Under this provision, the subject authority member should examine each measure coming before the authority to determine whether he has a personal, private, or professional interest in the measure and whether it would inure to his special private gain or the special gain of any principal by whom he is retained. If it does, then he may vote, but he must file a memorandum of voting conflict.

Where the measure being considered affects the airline which employs the subject authority member, we are of the opinion that he has a private interest in the measure insofar as it affects his employer. While this interest is not sufficient to present a conflict which would disqualify him from membership on the authority, as we advised above in response to your first question, we recognize that a public officer does have a private interest in any measure which affects his employer.

In our view, a measure which inures to the special gain of one's employer "inures to the special gain of any principal by whom he is retained," under s. 112.3143, above. Although that section speaks in terms of a "principal,"

 

[a] master [employer] is a species of principal, and a servant [employee] a species of agent. As a result, the words "servant" and "agent" are often used interchangeably by the courts, and indeed, an agent employed to make contracts might also, with respect to some of his duties and activities, be a servant. [53 Am. Jur.2d Master and Servant s. 3, p. 84 (1970).]

 

While we recognize that the terms "principal" and "employer" or "master" are not wholly synonymous, for the purpose of determining whether one has a voting conflict under s. 112.3143, we fail to see any material distinction between the terms.

Whether a measure before the authority would inure to the gain of a principal is a matter of determining whether the interest of the principal is such that the principal would stand to gain or lose as a direct result of the authority's decision. See CEO 76-24, question 3. Thus, a measure proposing the increase of landing fees, for example, would inure to the gain of the airline which employs the subject authority member because the airline would stand to lose as a result of the passage of the measure.

The final point which the subject authority member must consider in determining the applicability of s. 112.3143 to a measure affecting his employer is whether that measure would inure to the special gain of that employer. We have previously advised, in CEO 77-129, that this question turns in part on the size of the class of persons or entities standing to benefit from the measure. Where that class is large, a special gain will result only if there are circumstances unique to the officer or principal, i.e., under which he stands to gain more than the other members of the class. Where that class is extremely small, the possibility of special gain is much more likely. Here, we are of the opinion that a measure benefiting only the two major commercial airlines, for example, would inure to the special gain of both.

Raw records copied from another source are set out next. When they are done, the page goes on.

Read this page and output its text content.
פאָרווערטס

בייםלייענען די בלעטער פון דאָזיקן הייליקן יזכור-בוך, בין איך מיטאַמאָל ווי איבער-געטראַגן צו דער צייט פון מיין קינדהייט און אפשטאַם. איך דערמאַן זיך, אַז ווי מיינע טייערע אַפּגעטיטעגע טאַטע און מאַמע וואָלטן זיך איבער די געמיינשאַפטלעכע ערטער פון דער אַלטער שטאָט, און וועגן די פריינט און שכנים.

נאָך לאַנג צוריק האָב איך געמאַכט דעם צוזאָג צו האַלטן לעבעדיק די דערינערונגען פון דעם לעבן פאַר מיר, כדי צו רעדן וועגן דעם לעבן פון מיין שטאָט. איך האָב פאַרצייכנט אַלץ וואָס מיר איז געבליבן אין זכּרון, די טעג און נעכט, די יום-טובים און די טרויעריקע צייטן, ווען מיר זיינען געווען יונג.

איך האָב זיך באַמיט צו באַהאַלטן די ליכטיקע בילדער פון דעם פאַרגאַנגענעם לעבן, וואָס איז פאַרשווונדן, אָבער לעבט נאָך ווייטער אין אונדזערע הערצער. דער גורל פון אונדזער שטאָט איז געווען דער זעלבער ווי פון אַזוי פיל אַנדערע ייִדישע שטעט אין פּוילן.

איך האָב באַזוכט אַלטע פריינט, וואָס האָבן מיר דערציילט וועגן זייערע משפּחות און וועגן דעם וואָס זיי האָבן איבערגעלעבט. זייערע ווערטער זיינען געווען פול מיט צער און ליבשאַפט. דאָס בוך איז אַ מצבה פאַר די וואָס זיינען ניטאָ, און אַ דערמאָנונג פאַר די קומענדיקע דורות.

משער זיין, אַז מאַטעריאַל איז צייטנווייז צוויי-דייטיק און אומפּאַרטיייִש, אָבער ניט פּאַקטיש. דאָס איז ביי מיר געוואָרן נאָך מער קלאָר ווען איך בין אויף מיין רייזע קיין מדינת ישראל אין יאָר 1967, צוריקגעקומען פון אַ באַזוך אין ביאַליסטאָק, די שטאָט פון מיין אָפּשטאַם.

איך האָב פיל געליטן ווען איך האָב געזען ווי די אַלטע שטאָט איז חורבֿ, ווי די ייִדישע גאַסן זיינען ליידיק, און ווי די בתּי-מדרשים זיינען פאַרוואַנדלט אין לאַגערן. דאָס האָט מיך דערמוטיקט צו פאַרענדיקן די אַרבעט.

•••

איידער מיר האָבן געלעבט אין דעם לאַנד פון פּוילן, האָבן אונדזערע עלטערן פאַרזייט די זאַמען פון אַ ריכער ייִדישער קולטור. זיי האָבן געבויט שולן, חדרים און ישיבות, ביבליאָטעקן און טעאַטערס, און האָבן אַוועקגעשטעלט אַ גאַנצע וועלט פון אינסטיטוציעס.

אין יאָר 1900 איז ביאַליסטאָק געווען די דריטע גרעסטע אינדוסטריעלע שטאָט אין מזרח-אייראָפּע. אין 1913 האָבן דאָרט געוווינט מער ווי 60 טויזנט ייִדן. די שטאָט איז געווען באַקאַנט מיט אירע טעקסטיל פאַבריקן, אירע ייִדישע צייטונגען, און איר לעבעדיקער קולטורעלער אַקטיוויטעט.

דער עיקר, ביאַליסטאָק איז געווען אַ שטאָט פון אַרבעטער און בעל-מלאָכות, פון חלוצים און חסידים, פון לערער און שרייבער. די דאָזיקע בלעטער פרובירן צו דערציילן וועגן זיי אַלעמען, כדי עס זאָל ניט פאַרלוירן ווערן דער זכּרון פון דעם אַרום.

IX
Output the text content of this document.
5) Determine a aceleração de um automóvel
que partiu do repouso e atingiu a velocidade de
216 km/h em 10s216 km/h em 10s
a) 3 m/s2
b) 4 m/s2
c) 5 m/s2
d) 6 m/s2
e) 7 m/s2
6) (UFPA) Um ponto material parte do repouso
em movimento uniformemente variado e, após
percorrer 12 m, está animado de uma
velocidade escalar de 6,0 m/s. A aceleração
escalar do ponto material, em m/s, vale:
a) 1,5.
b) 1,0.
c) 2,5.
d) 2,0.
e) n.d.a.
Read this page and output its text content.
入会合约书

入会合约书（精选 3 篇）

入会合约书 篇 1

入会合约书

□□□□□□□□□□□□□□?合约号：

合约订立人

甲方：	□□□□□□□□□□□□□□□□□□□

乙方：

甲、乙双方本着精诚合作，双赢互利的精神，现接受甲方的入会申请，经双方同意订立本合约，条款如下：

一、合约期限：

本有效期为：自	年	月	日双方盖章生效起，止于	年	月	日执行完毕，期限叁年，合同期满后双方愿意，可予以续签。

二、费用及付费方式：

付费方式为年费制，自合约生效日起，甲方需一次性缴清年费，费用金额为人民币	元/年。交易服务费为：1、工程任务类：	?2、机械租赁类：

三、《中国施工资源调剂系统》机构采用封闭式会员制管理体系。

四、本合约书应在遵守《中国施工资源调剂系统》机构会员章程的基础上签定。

However, we recognize that by the nature of the authority's responsibilities, the subject member will be forced to consider a number of measures which are directly airline-related. This likely would require the filing of several memoranda of voting conflict at each meeting. Where the public and the members of the authority are fully aware of the member's private employment with the airline, we are persuaded that to require the subject authority member to file more than one memorandum of voting conflict would place an unreasonable and illogical burden upon him. In this regard, we note that we have recently dismissed a complaint against a city commissioner under substantially similar circumstances. In re Marlin Roberts, Complaint No. 77-21 (November 14, 1977).

Accordingly, we find that the subject airport authority member need not disclose his employment with an airline which serves that airport each time he votes upon a measure affecting that airline, so long as he has previously made such a disclosure and the public and other members of the authority are fully aware of his employment.